A todas as energias do Brasil ainda não aproveitadas e desconhecidas juntou-se nos últimos anos uma nova: a consciência do próprio valor. Durante muito tempo este país se habituou a ficar atrás da Europa, na civilização e no progresso, na velocidade do trabalho e na produção. Humilde, erguera o olhar com uma espécie de consciência colonial para o mundo além do Atlântico como para um mundo mais experiente, mais sábio e melhor. Mas a cegueira da Europa, que em insensatos nacionalismos agora se devasta a si própria pela segunda vez, fez com que a nova geração aqui se tornasse independente. Foi-se o tempo em que Gobineau [N. HP: Gobineau, propagandista do racismo, foi representante do governo francês no Brasil do século XIX] podia zombeteiramente escrever: “Le brésilien est un homme qui désire passionnément habiter Paris” [“O brasileiro é um homem que deseja apaixonadamente morar em Paris”].

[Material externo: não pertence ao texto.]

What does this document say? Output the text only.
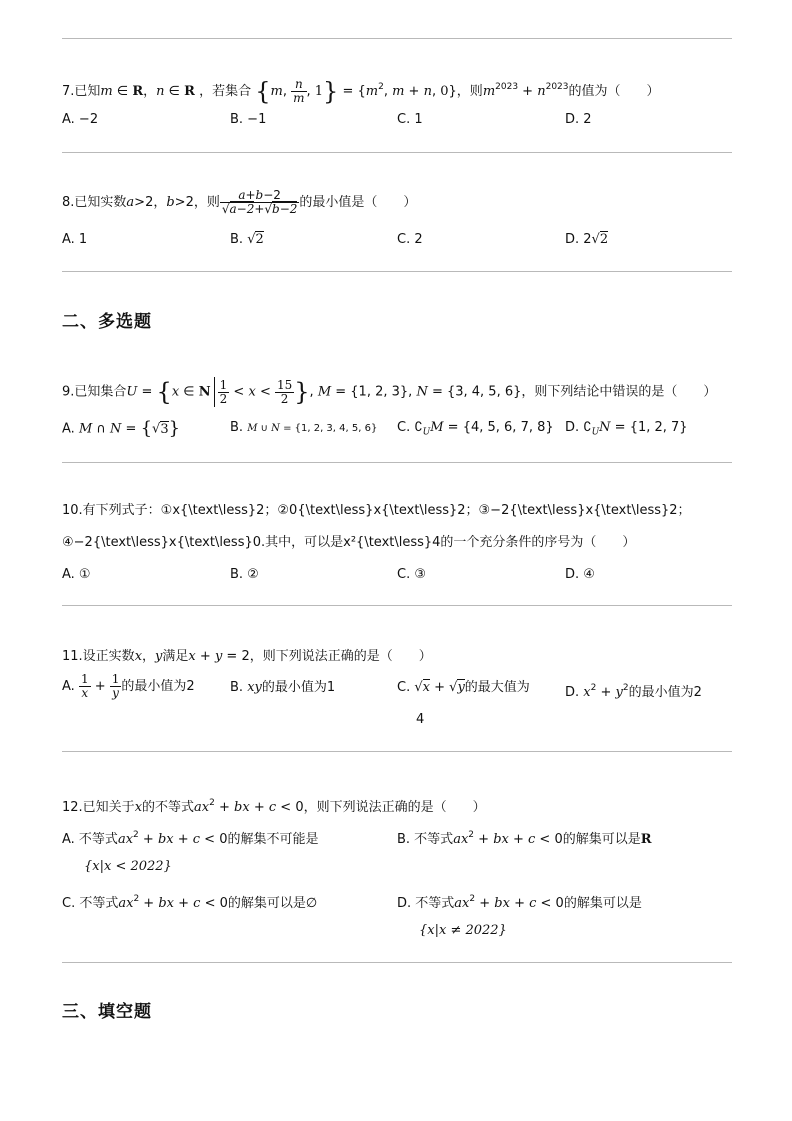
7.已知m ∈ R，n ∈ R ，若集合 {m, $\frac{n}{m}$ , $1\} = \{m^2$, m + n, 0}，则$m^{2023} + n^{2023}$的值为（　　）
A. −2	B. −1	C. 1	D. 2
8.已知实数a>2，b>2，则 $\frac{a+b-2}{√a-2+√b-2}$ 的最小值是（　　）
A. 1	B. √2	C. 2	D. 2√2
二、多选题
9.已知集合U = {x ∈ N $\frac{1}{2} < x < \frac{15}{2}$ }, M = {1, 2, 3}, N = {3, 4, 5, 6}，则下列结论中错误的是（　　）
A. M ∩ N = {√3}	B. M ∪ N = {1, 2, 3, 4, 5, 6} C. $∁_UM = \{4$, 5, 6, 7, 8} D. $∁_UN = \{1$, 2, 7}
10.有下列式子：①x{\text\less}2；②0{\text\less}x{\text\less}2；③−2{\text\less}x{\text\less}2；
④−2{\text\less}x{\text\less}0.其中，可以是x²{\text\less}4的一个充分条件的序号为（　　）
A. ①	B. ②	C. ③	D. ④
11.设正实数x，y满足x + y = 2，则下列说法正确的是（　　）
A. $\frac{1}{x} + \frac{1}{y}$ 的最小值为2	B. xy的最小值为1	C. √x + √y的最大值为	D. $x^2 + y^2$的最小值为2
4
12.已知关于x的不等式$ax^2$ + bx + c < 0，则下列说法正确的是（　　）
A. 不等式$ax^2$ + bx + c < 0的解集不可能是
{x|x < 2022}
B. 不等式$ax^2$ + bx + c < 0的解集可以是R
C. 不等式$ax^2$ + bx + c < 0的解集可以是∅	D. 不等式$ax^2$ + bx + c < 0的解集可以是
{x|x ≠ 2022}
三、填空题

Já não se encontra um brasileiro e raramente se encontra um imigrante que deseje voltar para o Velho Mundo, e essa ambição de se desenvolver por si só e de acordo com a época revela-se por um otimismo e um ousado espírito empreendedor inteiramente novos – O Brasil aprendeu a pensar de acordo com as dimensões do porvir. Quando constrói um ministério, como agora o Ministério do Trabalho e o da Guerra, o constrói maior do que os de Paris, de Londres ou de Berlim. Quando se planeja uma cidade, conta-se desde logo com o quíntuplo, o décuplo da população. Nada é demasiado ousado, nada demasiado novo para fazer com que essa vontade nova não se atreva a realizá-lo. Após longos anos de incerteza e de modéstia, este país aprendeu a pensar de acordo com as dimensões de sua própria vastidão e a contar com suas possibilidades ilimitadas como se elas fossem uma realidade em breve atingível. O Brasil reconheceu que espaço é força e gera forças, que não são o ouro nem o capital poupado que constituem a riqueza dum país, mas sim o solo e o trabalho que neste é realizado. Mas que país possui mais solo não utilizado, inabitado e não aproveitado do que este, cujo território é tão grande como todo o Velho Mundo? E espaço não é simples matéria, espaço é também força psíquica. Alarga a visão e dilata a alma, dá ao homem que o habita e que ele circunda, coragem e confiança para que ouse avançar; onde há espaço há não só tempo, mas também futuro. E quem vive neste país, ouve o sussurro forte das asas céleres do futuro.